Papanasi (pronounced papanash) are Romanian fried donuts made with a fluffy and fragrant sweet cheese dough and served with soured cream (smântâna) and blueberry preserves (dulceață de afine).
Papanasi are a favorite indulgence of many Romanians. When my husband and I visit Romania we always seek out the best papanasi not only because we love how they taste but also because they are linked to so many fond memories and nostalgia for us.
I finally decided to make papanasi at home and I have to say I'm surprised how easy they are to make. I had in mind they'd be really difficult and involve making a brioche dough like cozonac, but actually they're very easy and ready in about an hour.
Putting together this recipe post I also learned something new about what I thought was a quintessentially Romanian dessert.
When I did a bit of research I learned that like so many of the best recipes, papanasi have hopped borders.
Origins of Papanasi and Culinary Connections to Other Countries
Papanasi are really similar to syrniki, which are thick, fried cheese pancakes that are eaten throughout Ukraine (Romania's direct neighbour to the north) as well as Russia and Belarus. There are also Lithuanian varškėčiai Latvian biezpiena plācenīši.
Fun fact: Plācenīši (which Google says means 'scone' but I'm doubtful) is similar to the Romanian word for pie, placinta, both of which are probably derived from the Byzantine layered cheese and honey pie known as placenta.
Byzantine placenta in turn gave us Roman placenta cake, baklava, and probably sweet cheese strudel.
There seem to be two different versions of syrniki from what I can tell.
There are syrniki that look like what we call nalangate in Romania.
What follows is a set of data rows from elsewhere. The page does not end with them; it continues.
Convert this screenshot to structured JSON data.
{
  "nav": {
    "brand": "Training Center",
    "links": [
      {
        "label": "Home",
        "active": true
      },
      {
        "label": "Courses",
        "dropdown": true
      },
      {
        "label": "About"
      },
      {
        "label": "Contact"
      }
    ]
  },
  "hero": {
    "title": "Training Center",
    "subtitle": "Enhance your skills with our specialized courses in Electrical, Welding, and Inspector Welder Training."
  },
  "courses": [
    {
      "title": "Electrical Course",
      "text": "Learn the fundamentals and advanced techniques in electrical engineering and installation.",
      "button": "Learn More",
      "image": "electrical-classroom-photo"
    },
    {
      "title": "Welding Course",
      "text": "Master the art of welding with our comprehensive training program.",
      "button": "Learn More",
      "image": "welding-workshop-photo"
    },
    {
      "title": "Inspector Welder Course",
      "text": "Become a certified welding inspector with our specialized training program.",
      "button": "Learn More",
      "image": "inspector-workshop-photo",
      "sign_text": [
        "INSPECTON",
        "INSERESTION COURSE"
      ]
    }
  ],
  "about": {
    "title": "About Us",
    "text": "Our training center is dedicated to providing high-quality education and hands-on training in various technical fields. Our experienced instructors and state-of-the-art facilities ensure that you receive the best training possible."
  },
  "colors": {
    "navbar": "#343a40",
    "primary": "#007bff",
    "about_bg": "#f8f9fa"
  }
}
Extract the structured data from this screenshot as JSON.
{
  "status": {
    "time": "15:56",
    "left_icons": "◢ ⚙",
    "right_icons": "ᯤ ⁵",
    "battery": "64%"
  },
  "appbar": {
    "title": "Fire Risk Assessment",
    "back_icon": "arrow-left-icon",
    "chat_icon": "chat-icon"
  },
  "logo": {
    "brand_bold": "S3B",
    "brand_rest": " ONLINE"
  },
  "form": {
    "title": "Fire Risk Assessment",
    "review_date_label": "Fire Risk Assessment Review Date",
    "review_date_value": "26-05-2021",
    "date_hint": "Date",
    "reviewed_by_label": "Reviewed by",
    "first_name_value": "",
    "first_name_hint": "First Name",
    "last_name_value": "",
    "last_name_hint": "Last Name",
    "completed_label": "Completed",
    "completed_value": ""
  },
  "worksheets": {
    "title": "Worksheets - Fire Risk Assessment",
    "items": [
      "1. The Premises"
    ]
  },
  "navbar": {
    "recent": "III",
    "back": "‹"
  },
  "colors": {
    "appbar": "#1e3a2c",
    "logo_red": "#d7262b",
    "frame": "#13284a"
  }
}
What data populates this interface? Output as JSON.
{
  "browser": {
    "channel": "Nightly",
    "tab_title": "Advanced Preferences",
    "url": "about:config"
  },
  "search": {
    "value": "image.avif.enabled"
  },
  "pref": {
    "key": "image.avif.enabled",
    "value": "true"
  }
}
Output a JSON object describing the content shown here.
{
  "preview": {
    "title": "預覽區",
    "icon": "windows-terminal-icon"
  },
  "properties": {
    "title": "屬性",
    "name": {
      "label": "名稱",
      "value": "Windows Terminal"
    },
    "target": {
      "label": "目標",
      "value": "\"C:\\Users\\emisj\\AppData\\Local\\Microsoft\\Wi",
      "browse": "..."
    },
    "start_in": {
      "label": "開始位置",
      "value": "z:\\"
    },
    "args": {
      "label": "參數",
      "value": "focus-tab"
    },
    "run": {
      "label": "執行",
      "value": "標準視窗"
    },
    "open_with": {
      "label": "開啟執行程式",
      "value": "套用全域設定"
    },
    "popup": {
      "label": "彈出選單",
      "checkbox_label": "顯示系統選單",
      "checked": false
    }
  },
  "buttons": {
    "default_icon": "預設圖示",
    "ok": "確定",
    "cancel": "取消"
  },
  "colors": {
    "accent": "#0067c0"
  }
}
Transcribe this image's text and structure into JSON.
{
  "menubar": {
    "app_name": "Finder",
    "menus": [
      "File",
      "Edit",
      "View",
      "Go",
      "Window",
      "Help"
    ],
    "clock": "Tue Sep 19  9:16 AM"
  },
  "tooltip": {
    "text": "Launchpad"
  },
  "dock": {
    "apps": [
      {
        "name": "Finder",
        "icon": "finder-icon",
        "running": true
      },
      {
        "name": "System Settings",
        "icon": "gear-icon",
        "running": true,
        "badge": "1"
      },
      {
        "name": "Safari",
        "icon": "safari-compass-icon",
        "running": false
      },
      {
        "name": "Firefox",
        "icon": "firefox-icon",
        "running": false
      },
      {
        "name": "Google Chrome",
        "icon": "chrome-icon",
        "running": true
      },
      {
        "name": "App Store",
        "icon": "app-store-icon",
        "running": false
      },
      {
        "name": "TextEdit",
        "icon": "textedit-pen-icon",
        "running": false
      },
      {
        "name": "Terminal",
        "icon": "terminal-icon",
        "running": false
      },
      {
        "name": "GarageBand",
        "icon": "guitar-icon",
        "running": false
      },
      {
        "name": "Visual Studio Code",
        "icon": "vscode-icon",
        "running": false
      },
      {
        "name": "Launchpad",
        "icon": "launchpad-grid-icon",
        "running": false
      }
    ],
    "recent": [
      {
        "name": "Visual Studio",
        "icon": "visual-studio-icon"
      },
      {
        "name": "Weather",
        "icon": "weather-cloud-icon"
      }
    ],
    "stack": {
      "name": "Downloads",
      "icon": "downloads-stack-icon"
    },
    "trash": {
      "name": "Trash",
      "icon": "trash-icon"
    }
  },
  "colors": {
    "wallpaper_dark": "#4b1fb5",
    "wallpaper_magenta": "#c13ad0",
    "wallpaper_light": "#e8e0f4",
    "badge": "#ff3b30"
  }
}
They often contain raisins and hit that sweet cheese raisin combo we love in Eastern Europe.
I have fond memories of my grandmother making nalangate for me when I was a child and enjoying them with homemade preserves of rose petals, quince and plum.
As I understand it, these are mostly found in the east of the country (Dobrogea) which is where my roots are.
The other type of syrniki are the thick cheese pancakes that are served with fruit preserves called varenye and smetana.
These syrniki are the direct inspiration for papanasi.
Ingredients
I didn't realize until making them myself that papanasi are mostly made of cheese. When you bite into them they feel very soft and doughy - you wouldn't guess they're mostly cheese.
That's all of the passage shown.